Summary
Canonical Fragment Identifier (epubcfi) defines standard method for referencing arbitrary content within an ePub publication through the use of fragment identifier.
Features
- It supports interoperable i.e. references to a reading position created by one reading system can be used by other system.
- Document references to ePub content is enabled in the same way that existing hyperlink enable references through the web.
- Each location in an ePub file can be identified without the need to modify the document.
- All fragment identifiers that reference the same location are equal when compare.
- Comparison operations; including tests for sorting and comparison, can be performed without accessing the referenced files.
- Simple manipulation is possible without access the original files (eg. given a reference deep in a file, it is possible to generate reference to the start of file.
- Identifier resolution are reasonably efficient (eg. processing of first chapter is not required to resolve a fragment identifier points to last chapter)
- References are able to recover their target location through parser variation and document revision
- Expression of simple, contiguous ranges are supported
- An extensive mechanism to accommodate future reference recovery heuristic are provided.
Following are two types of CFI
- Standard EPUB CFI
- Intra publication EPUB CFI
EPUB CFI Syntax
Following are few points on EPUB CFI syntax
- For HTML Documents, IDs and named anchors are used as fragment identifiers
- For XML Documents, the shorthand XPointer [XPTRSH] notation is used to refer a given point.
Following is one sample example
book.epub#epubcfi(/6/4[chapter01ref]!/4[body01]/10[para05]/3:10)
- CFI consists of initial sequence epubcfi that identifies this particular reference method, and a parenthesized path or range.
- A path is built of as a sequence of structural steps to reference a location
- A range is a path followed by two local (or relative) paths that identify start and end of range.
- Steps are denoted by the forward slash character (/), and are used to traverse XML content.
- The last steps in CFI path represents a location within a document, either structural element, textual or visual.
- Such terminating steps may be complemented by an optional offset; which denotes a particular character position, temporal or spatial fragment.
- Substring in brackets are extensible assertion that improve the robustness of traversing paths and migrating them from one revision of document to another.
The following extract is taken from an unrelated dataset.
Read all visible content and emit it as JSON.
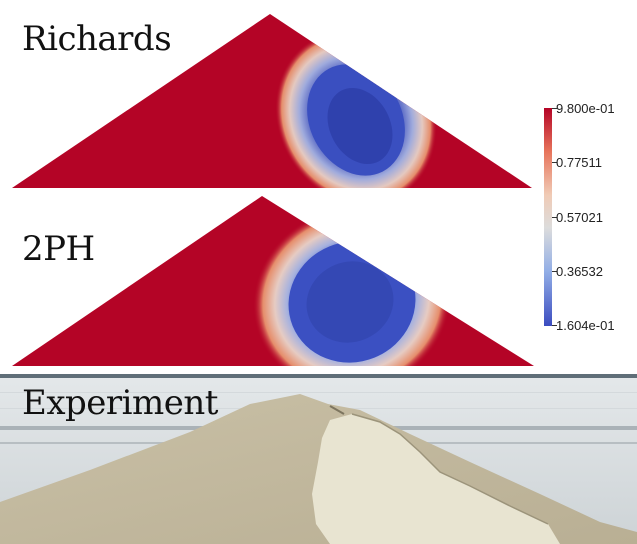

- These assertions preserve additional information about traversed elements of the document, which makes it possible to recover intended location even after some modification are made.
EPUB Example
Package Document
<?xml version="1.0"?>
<package version="2.0"
unique-identifier="bookid"
xmlns="http://www.idpf.org/2007/opf"
xmlns:dc="http://purl.org/dc/elements/1.1/"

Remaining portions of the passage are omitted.